Vu les articles L. 742-1 à L. 742-10 et notamment les articles L. 742-1, L. 742-2, L. 742-3, L. 742-4, L. 742-6, L. 742-7, les articles L. 743-3 à L. 743-18 et notamment les articles L. 743-4, L. 743-6, L. 743-7, L. 743-9, L. 743-13, L. 743-14, L. 743-15, L. 743-17, les articles L. 743-19, L. 743-20, L. 743-24, L. 743-25, et R. 741-3, R. 742-1, R. 743-1, R. 743-2 , R. 743-3, R. 743-4, R. 743-5, R.743-6, R.743-7, R.743-8, R. 743-21, du code de l’entrée et du séjour des étrangers et du droit d’asile (CESEDA) ;
Vu la décision de placement en rétention de l’autorité administrative prise le 30 mai 2026 par Mme [I] ;
Vu la requête de l’autorité administrative en date du 02 Juin 2026 reçue et enregistrée le 02 Juin 2026 à 14h00 (cf. timbre du greffe) tendant à la prolongation de la rétention de Monsieur [D] [S] dans les locaux ne relevant pas de l’administration pénitentiaire pour une durée de vingt-six jours ;
Vu l’extrait individualisé du registre prévu à l’article L. 741-3 du CESEDA émargé par l’intéressé.
PARTIES
Mme [K] [C] préalablement avisée , représentée par Maître Stanislas FRANCOIS, avocat au barreau de LYON, substituant Maître Jean-Paul TOMASI, avocat au barreau de LYON,
Monsieur [D] [S]
né le 10 Octobre 1992 à [Localité 2] -TUNISIE
préalablement avisé,
actuellement maintenu, en rétention administrative,
présent, assisté de son conseil Me Nathalie LOUVIER, avocate au barreau de LYON, de permanence,
LE PROCUREUR DE LA RÉPUBLIQUE n’est ni présent ni représenté.
DEROULEMENT DES DEBATS
A l’audience publique, le juge a procédé au rappel de l’identité des parties ;
Après avoir rappelé à la personne retenue les droits qui lui sont reconnus par le code de l’entrée et du séjour des étrangers et du droit d’asile pendant sa rétention et l’avoir informée des possibilités et des délais de recours contre toutes décisions le concernant ;
Maître Stanislas FRANCOIS, avocat au barreau de LYON, substituant Maître Jean-Paul TOMASI, avocat au barreau de LYON représentant le préfet a été entendu en sa plaidoirie ;
Monsieur [D] [S] a été entendu en ses explications ;
Me Nathalie LOUVIER, avocate au barreau de LYON, avocate de Monsieur [D] [S], a été entendue en sa plaidoirie.
MOTIFS DE LA DECISION
Attendu qu’une décision du tribunal correctionnel de LYON en date du 17 juin 2024 a notamment condamné Monsieur [D] [S] à la peine complémentaire d’interdiction du territoire français pour une durée de 3 ans, cette mesure étant devenue définitive.
Attendu que par décision en date du 30 mai 2026 notifiée le 30 mai 2026, l’autorité administrative a ordonné le placement de Monsieur [D] [S] en rétention dans les locaux ne relevant pas de l’administration pénitentiaire à compter du 30 mai 2026.

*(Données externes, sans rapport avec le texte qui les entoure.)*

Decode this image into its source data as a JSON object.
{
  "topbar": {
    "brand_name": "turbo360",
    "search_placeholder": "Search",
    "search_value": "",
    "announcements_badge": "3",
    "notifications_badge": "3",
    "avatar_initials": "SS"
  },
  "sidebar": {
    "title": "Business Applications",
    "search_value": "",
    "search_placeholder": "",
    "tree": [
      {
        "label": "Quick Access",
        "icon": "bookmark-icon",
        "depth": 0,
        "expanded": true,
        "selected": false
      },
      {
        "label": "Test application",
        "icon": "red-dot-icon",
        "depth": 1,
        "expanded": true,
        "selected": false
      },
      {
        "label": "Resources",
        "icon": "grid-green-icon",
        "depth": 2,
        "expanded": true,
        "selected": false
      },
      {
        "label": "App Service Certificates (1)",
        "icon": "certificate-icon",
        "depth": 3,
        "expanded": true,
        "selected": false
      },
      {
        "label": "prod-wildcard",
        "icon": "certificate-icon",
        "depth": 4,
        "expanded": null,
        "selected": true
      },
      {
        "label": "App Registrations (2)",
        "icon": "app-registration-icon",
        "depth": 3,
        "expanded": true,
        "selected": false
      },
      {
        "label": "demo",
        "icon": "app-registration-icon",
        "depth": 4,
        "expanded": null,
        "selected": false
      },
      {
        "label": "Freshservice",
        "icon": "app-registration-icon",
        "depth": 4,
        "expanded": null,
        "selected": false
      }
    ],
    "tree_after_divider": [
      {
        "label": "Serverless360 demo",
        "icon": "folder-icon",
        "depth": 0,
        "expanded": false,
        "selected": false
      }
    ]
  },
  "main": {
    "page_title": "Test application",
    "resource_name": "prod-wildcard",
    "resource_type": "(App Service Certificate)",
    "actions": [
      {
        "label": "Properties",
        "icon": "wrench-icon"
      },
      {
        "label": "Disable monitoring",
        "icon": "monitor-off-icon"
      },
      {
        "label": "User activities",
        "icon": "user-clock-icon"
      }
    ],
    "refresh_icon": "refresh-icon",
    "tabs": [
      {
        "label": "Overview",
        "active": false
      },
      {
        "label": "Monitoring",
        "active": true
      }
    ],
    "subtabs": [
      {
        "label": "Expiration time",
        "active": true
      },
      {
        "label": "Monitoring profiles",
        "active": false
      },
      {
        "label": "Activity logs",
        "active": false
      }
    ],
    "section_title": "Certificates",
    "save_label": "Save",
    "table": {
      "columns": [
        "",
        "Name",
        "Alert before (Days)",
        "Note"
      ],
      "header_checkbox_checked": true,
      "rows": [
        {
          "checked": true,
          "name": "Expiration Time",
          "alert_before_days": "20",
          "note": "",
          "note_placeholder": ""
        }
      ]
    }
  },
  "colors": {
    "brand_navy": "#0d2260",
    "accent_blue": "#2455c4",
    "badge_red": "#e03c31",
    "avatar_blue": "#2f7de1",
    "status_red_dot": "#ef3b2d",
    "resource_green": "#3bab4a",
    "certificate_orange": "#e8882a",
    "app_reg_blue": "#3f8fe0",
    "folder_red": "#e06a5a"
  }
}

Attendu que, par requête en date du 02 Juin 2026 , reçue le 02 Juin 2026, l’autorité administrative nous a saisi aux fins de voir ordonner la prolongation de la rétention pour une durée de vingt-six jours.
RECEVABILITE DE LA REQUETE:
Attendu que la requête de l’autorité administrative est motivée, datée, signée et accompagnée de toutes les pièces justificatives utiles dont la copie du registre prévu à l’article L. 744-2 du CESEDA.
REGULARITE DE LA PROCEDURE :
Attendu que la requête et les pièces qui y sont jointes ont, dès leur arrivée au greffe, été mises à disposition de l’avocat de l’intéressé et ont pu être consultées avant l’ouverture des débats par l’étranger lui-même, assisté le cas échéant par un interprète.
REGULARITE DE LA RETENTION :
Attendu que l’intéressé s’est vu notifier les droits qui lui sont reconnus conformément aux dispositions des articles L. 742-2, 743-9 et 743-24 du CESEDA.
Attendu qu’il résulte de l’examen de son dossier que l’intéressé a été pleinement informé de ses droits et placé en état de les faire valoir à compter de son arrivée au lieu de rétention.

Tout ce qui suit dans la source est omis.